In the past, there was a person, who was poor, with hardship and suffering, for the King doing work. With days and months long passing, his body became thin and weak. The King, seeing this and empathising, bestowed him with a dead camel.
The poor person, having gotten it already, immediately peeled the skin. Disliking the knife for being blunt thus, he sought a stone, desiring to sharpen it. Thus at upstairs, he got to a grindstone, with which he sharpened the knife, enabling it to be sharp, before coming down to then peel.
Thus repeatedly going and coming to sharpen the knife, as this later transformed to be toiling with suffering, dreading that he might not be able to go upstairs, hanging the camel upstairs to accommodate the grindstone to sharpen the knife, he was deeply by all people as that sneered at.
Similar to the foolish person, those who destroy and break the prohibitive precepts, are with much obtained money and wealth, with them used for cultivating blessings, hoping to attain birth in the heavens. They are like that person hanging the camel upstairs to sharpen the knife, using efforts extremely much, with that attained extremely little.
[Note: If the strife for a better rebirth is with breaking of the precepts, this is not possible, as doing so will karmically lead to a worse rebirth. Even if without breaking of precepts, there should not be shortsighted repeated toiling for just little short-lived benefits – be it in this one life, the next life, or from life to life.

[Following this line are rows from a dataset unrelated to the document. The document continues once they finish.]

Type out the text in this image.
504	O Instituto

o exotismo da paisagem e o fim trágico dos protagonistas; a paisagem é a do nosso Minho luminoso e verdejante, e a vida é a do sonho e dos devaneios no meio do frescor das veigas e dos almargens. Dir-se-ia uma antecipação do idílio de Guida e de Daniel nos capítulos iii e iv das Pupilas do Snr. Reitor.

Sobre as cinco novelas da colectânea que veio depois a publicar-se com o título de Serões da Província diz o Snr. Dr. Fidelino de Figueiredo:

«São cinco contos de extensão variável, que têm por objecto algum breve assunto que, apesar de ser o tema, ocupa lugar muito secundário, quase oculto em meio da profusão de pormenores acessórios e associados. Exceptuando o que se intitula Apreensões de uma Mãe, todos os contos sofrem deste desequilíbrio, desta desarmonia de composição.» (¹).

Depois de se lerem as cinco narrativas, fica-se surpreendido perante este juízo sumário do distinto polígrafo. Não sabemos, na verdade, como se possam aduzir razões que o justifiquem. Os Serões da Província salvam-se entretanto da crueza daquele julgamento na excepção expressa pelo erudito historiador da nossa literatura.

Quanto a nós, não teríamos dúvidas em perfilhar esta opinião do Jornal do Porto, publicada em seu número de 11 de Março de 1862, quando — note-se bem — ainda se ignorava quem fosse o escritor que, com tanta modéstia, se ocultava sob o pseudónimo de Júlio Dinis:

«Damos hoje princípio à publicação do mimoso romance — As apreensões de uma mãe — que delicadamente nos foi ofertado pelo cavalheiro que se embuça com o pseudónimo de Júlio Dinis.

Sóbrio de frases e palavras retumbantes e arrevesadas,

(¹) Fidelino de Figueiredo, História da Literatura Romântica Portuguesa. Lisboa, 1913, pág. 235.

Even if born in a heaven, the joys there will be neither permanent nor substantial, with one likely to fall later upon depletion of one’s blessings. This contrasts with birth in Āmítuófó’s (阿弥陀佛) Pure Land (净土), where there will only be swift and non-retrogressive progress towards Buddhahood, with no possibility of depleting blessings, as ensured by one’s naturally motivated continual spiritual cultivation, with the Buddha’s additional blessings.]